During her years of battling bulimia, Jane hid her disease from everyone. “I had a career, I was winning awards, I was supporting nonprofits, I had a family. I had to make a choice: I live or I die."

So Jane decided to focus on using her background in fitness to help herself and other women. She began her "Prime Time" series of exercise DVDs, ranging from low-impact aerobics such as "Jane Fonda Prime Time: Firm & Burn Low Impact Cardio" to strength-training such as "Jane Fonda: Prime Time - Fit & Strong."

To those who joke about Jane's years as a leotard-encased aerobics instructor in Beverly Hills, she is candid about overdoing in the past. "I have, in my life, been obsessive about exercise, about most everything," she said in an interview with Entertainment Tonight.

Now, however, she feels that because she's older "everything comes into perspective. I don't want to get hurt."

As for diet? "I eat by color. I try to eat several portions of fruit every day and I try to eat enough protein and fresh vegetables," Jane confided in Katie Couric.

Reflecting on her battle with bulimia and decision to have plastic surgery, Jane added, "I'm going to tell the truth." She's taken that desire to be honest about her life and used it to help young girls improve their own body image in her new book "Being a Teen: Everything Teen Girls & Boys Should Know About Relationships, Sex, Love, Health, Identity & More."

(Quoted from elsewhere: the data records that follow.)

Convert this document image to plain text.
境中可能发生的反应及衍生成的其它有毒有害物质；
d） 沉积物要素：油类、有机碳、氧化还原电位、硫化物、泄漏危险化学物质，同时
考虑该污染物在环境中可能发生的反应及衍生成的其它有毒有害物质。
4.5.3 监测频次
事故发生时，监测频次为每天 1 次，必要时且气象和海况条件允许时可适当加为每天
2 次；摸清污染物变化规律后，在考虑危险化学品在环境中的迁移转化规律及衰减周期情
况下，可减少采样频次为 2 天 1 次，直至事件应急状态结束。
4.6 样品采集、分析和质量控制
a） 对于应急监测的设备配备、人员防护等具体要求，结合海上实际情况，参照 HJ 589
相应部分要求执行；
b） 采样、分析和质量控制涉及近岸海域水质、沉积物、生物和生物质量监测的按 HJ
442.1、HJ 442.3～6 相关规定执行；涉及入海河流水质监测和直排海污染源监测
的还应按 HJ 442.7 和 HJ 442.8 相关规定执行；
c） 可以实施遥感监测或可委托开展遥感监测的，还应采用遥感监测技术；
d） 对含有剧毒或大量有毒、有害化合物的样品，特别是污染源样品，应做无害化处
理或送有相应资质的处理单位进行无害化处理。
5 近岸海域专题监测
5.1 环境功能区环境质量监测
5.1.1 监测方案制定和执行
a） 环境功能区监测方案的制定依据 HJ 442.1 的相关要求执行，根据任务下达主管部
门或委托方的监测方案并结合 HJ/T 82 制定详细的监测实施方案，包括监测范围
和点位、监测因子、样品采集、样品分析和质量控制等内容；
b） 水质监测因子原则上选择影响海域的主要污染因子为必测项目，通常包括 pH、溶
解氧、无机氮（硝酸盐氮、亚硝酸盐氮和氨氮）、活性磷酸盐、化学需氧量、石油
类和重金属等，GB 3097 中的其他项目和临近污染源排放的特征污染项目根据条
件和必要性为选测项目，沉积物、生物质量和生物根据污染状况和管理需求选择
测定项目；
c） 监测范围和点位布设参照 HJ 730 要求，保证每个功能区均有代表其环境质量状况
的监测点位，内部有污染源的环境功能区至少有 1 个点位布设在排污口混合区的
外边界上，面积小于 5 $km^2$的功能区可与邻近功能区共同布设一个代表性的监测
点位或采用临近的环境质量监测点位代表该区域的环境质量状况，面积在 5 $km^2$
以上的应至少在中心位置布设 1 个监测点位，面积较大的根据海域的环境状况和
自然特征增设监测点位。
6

Jane describes growing up as challenging. "I had a difficult adolescence," she told the Huffington Post. She hopes her book will help teens, parents and teachers understand "that what's happening to them right now, along with all the body changes, is they're forming their identities that will take them through the gateway into adulthood, and they should do it consciously."

Reflecting on Jane's award, Arquette summed it up: "She has always stood up for what she believed in and has been honest." As for Jane's own wish for what she could change in her past? "I wish I'd known that it was okay to say no."